Given those risks, three guardrails are essentially mandatory:
- Permission prompts. Configure the tool to ask before acting — especially before running commands or editing files. A prompt before each risky action is your chance to say no.
- Sandboxing. Run the agent in an environment where it can only touch what it should — a container, a scoped working directory, restricted command access. If it can’t reach your whole system, a mistake stays contained.
- Version control. Commit a clean baseline before you start. With git as a safety net, any change the agent makes can be inspected as a diff and reverted instantly. This is the single most important habit: never let an agent loose on uncommitted work you can’t get back.
Used with those nets, an agent is a remarkably effective collaborator. Used without them, it’s an automated way to make a large mess quickly.
When it’s the right tool
Reach for an agentic tool when the task is genuinely project-scale:
- A change that spans several files and needs to stay consistent.
- Building or scaffolding a feature end to end.
- Fixing a batch of failing tests by iterating until they pass.
- Exploring a large, unfamiliar codebase to answer a question.
And reach for something lighter when the task is small: a quick question goes to the chat app; a single in-file edit fits editor AI. Bringing an agent to a one-line fix is overkill — and a needless place for it to do something unexpected.
Quick check: What makes a tool "agentic" rather than a plain chat model?
Recap
- Agentic tools — terminal tools like Claude Code, Codex CLI, and Aider that operate on the whole project.
- The agent loop — they plan, act with tools, observe the result, and iterate toward a goal with little hand-holding.

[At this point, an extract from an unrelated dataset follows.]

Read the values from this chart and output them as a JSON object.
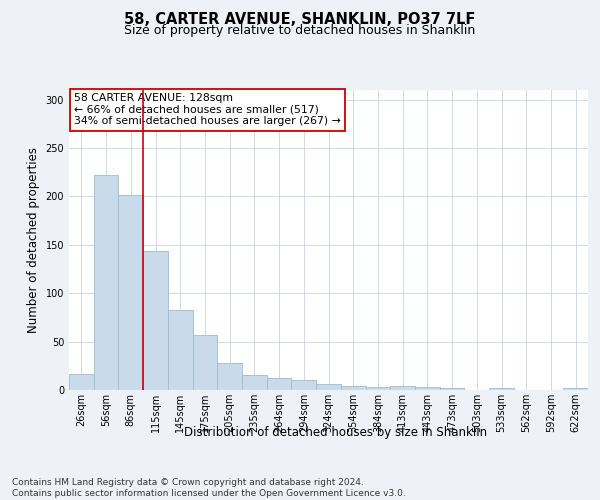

- Whole-project reach — they can read the repo, run commands and tests, and make consistent multi-file changes end to end.
- Real risks — they can run destructive commands, make sweeping edits, and burn tokens looping on hard problems.
- Guardrails are mandatory — permission prompts, sandboxing, and version control turn that power into something safe to use.
- Always review the diff — the agent’s output is unverified until you read it, just like a colleague’s pull request.
Next up: now that you’ve met the app, the editor, and the agent, how do you decide which to use — and is it really one or the other? See App, IDE, agent — or all three?.
Frequently asked questions
What does "agentic" actually mean?
An agent is an AI that uses tools in a loop — it plans, takes an action (like reading a file or running a command), observes the result, and decides what to do next. Instead of producing one answer, it works toward a goal over many steps with little hand-holding. That tool-using loop is what separates an agent from a plain chat model.
Can an agentic tool delete my files or break things?
Yes, which is exactly why guardrails matter. An agent that can run shell commands can in principle run destructive ones. Protect yourself with permission prompts (the tool asks before acting), sandboxing (limiting what it can touch), and version control so any change can be reviewed as a diff and reverted. Never run one on important work without those nets in place.
Why can agentic tools get expensive?
They make many model calls as they loop — reading files, running tests, reading the output, trying again — and each call consumes tokens you pay for. A tight, well-scoped task is cheap; an agent stuck looping on a hard problem can burn a lot. Watch the cost, scope tasks narrowly, and stop a run that’s spinning its wheels.